After his DNA matched evidence found on Worthington's body, McCowen, a 34-year-old garbage collector, told police that he was at Worthington's Truro home at the time of her January 2002 slaying and that he had consensual sex with her and beat her, but that a friend killed her, prosecutors have said.

McCowen is charged with burglary, aggravated rape, and murder and faces life in prison if convicted in the high-profile trial that is drawing national media coverage.

Police only concluded that the 46-year-old heiress was raped because McCowen is black and uneducated and they could not conceive of Worthington agreeing to have sex with him, George said in his opening statement Wednesday.

Under cross examination by George yesterday, Arnold testified that Worthington had relationships with individuals who were not ``men of status." And he detailed for jurors his own turbulent relationship with Worthington, which often led to heated arguments.

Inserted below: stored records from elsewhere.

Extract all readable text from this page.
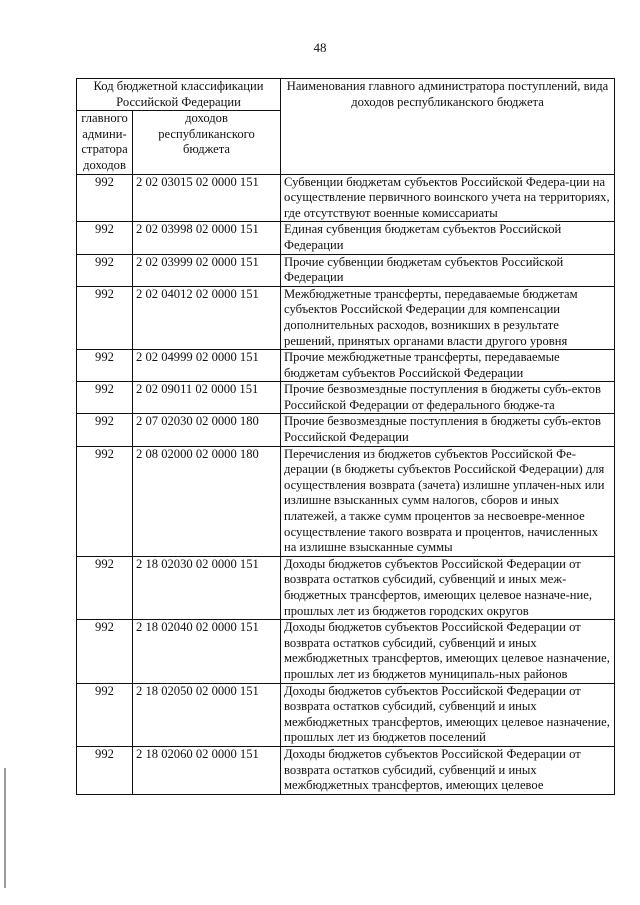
48
Код бюджетной классификации Российской Федерации		Наименования главного администратора поступлений, вида доходов республиканского бюджета
главного админи-стратора доходов	доходов республиканского бюджета	
992	2 02 03015 02 0000 151	Субвенции бюджетам субъектов Российской Федера-ции на осуществление первичного воинского учета на территориях, где отсутствуют военные комиссариаты
992	2 02 03998 02 0000 151	Единая субвенция бюджетам субъектов Российской Федерации
992	2 02 03999 02 0000 151	Прочие субвенции бюджетам субъектов Российской Федерации
992	2 02 04012 02 0000 151	Межбюджетные трансферты, передаваемые бюджетам субъектов Российской Федерации для компенсации дополнительных расходов, возникших в результате решений, принятых органами власти другого уровня
992	2 02 04999 02 0000 151	Прочие межбюджетные трансферты, передаваемые бюджетам субъектов Российской Федерации
992	2 02 09011 02 0000 151	Прочие безвозмездные поступления в бюджеты субъ-ектов Российской Федерации от федерального бюдже-та
992	2 07 02030 02 0000 180	Прочие безвозмездные поступления в бюджеты субъ-ектов Российской Федерации
992	2 08 02000 02 0000 180	Перечисления из бюджетов субъектов Российской Фе-дерации (в бюджеты субъектов Российской Федерации) для осуществления возврата (зачета) излишне уплачен-ных или излишне взысканных сумм налогов, сборов и иных платежей, а также сумм процентов за несвоевре-менное осуществление такого возврата и процентов, начисленных на излишне взысканные суммы
992	2 18 02030 02 0000 151	Доходы бюджетов субъектов Российской Федерации от возврата остатков субсидий, субвенций и иных меж-бюджетных трансфертов, имеющих целевое назначе-ние, прошлых лет из бюджетов городских округов
992	2 18 02040 02 0000 151	Доходы бюджетов субъектов Российской Федерации от возврата остатков субсидий, субвенций и иных межбюджетных трансфертов, имеющих целевое назначение, прошлых лет из бюджетов муниципаль-ных районов
992	2 18 02050 02 0000 151	Доходы бюджетов субъектов Российской Федерации от возврата остатков субсидий, субвенций и иных межбюджетных трансфертов, имеющих целевое назначение, прошлых лет из бюджетов поселений
992	2 18 02060 02 0000 151	Доходы бюджетов субъектов Российской Федерации от возврата остатков субсидий, субвенций и иных межбюджетных трансфертов, имеющих целевое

Arnold, who discovered Worthington's body in a pool of blood in her kitchen, said he did not know until last week that a brown blanket, which was used to cover her, was stained with his semen.

Arnold's father, Robert Arnold, 81, who was sitting outside in his car when his son found the body, testified yesterday that he comforted Worthington's then-2-year-old daughter Ava who was smeared with her mother's blood.

Jan Worthington, Worthington's cousin and a volunteer emergency medical technician who responded to the scene, described in vivid detail her horror at seeing her cousin dead.

``I saw my cousin laying on the floor," she said, appearing to be on the verge of tears. ``Her legs were pulled apart."

Jan Worthington, who is also a movie screenwriter, said under cross examination that soon after the homicide she sold the movie rights to the story of the slaying to cable television's Lifetime channel and agreed to make a documentary with HBO.

So far she has been paid $60,000. Both projects have yet to be completed.

Jan Worthington said she wanted to prevent others from exploiting her cousin's death. When George asked how quickly she sold the rights, Worthington responded, ``As soon after the murder as I could."